Lowest Levels ever Recorded: Sea Ice Surrounding Antarctica

Two months ago, sea ice surrounding Antarctica reached the lowest levels ever recorded at 1.79 million square kilometers. Usual levels in February are well above 2 million square kilometers (around 800,000 square miles).

“Antarctica might seem remote, but changes around there can affect the global climate,” says climate scientist Dr. Ariaan Purich. Climate change in Antarctica, and all around the world, is something that must be taken seriously.

Satellite imagery has helped scientists measure the area of Antarctica’s sea ice for over 4 decades, and it’s been on a decline since 2016, according to sea ice expert Dr. Ted Scambos, a scientist at the University of Colorado Boulder. He goes on to say, “especially with these back-to-back record years as well as many months being at near record lows, it’s causing the scientific community to wonder if there’s a process related to global climate change” 

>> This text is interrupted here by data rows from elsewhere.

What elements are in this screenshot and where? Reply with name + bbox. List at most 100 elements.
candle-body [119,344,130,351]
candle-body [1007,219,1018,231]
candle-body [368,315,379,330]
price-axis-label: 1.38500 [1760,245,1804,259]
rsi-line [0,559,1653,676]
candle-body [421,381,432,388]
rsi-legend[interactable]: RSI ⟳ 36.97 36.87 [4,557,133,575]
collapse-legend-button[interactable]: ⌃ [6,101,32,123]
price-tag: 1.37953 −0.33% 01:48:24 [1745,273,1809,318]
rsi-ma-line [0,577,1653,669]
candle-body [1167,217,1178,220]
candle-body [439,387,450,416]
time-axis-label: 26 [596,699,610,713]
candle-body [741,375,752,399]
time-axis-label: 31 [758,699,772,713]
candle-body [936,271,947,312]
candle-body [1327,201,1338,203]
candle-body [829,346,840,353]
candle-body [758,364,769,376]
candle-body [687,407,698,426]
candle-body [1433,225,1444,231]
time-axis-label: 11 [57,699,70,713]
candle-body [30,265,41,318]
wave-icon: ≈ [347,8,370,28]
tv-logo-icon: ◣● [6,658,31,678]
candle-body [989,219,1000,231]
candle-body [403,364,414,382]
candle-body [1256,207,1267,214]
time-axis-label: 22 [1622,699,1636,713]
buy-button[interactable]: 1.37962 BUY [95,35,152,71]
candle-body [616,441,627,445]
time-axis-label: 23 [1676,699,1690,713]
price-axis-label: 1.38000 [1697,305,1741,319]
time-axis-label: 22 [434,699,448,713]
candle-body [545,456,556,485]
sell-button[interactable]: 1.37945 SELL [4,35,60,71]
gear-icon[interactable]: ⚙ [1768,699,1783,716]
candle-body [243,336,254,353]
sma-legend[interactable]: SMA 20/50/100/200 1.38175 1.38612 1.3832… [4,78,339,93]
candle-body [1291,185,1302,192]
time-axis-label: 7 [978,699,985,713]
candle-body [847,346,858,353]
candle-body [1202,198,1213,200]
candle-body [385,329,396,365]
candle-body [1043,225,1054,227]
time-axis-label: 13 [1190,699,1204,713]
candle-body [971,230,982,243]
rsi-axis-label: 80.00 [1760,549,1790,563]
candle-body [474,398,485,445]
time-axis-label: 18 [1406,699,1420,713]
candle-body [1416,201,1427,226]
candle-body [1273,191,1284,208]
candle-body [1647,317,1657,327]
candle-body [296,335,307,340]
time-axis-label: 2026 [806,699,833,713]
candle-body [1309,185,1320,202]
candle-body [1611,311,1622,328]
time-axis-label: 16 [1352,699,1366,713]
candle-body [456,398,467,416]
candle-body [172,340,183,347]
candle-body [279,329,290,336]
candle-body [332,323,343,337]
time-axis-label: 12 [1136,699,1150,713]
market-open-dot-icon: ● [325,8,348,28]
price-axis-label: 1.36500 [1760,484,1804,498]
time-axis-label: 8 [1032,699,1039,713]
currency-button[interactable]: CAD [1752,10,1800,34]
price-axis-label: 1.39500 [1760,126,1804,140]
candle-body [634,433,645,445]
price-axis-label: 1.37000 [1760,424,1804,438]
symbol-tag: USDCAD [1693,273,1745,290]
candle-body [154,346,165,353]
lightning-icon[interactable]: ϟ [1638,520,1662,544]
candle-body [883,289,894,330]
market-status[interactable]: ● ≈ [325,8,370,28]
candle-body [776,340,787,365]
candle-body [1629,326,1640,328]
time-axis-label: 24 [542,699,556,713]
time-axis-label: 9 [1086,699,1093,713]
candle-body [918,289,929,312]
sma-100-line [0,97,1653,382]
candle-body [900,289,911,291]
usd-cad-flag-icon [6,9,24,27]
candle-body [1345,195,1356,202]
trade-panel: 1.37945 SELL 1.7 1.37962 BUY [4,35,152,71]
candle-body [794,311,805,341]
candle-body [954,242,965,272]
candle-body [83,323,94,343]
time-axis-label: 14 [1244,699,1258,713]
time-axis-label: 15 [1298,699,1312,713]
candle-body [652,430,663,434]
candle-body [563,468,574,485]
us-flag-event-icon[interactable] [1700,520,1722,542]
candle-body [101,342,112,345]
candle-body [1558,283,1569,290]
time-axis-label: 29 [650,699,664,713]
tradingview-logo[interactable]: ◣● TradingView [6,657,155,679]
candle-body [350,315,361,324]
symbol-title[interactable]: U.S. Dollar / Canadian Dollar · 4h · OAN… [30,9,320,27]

In February of 2022, the previous record had been broken with only 1.92 million square kilometers of ice surrounding the continent. This surpasses that by 136,000 square kilometers- about the size of Finland, according to The Guardian.

But what’s causing this? Well, it’s a combination of factors. Sure, the ice is constantly in the sun, and buffeted by high winds. The main reason, however, is the water beneath the ice. “Because sea ice is so reflective, it’s hard to melt from sunlight. But if you get open water behind it, that can melt the ice from underneath,” says Dr. Will Hobbs, an expert in Antarctic sea ice working at University of Tasmania.

While melted sea ice doesn’t raise water levels directly, as it’s already in the water, it helps to protect coastlines and ice sheets attached to them from the severe storms and waves that would weaken them.

Without the protection of sea ice, vulnerable glaciers like the Thwaites glacier- which holds enough ice to raise sea levels worldwide by 18 inches if it were to collapse- are at risk. This in turn would reduce the amount of sea ice and could cause other glaciers to collapse. The effects of diminishing ice and warmer temperatures would only continue to amplify with catastrophic consequences.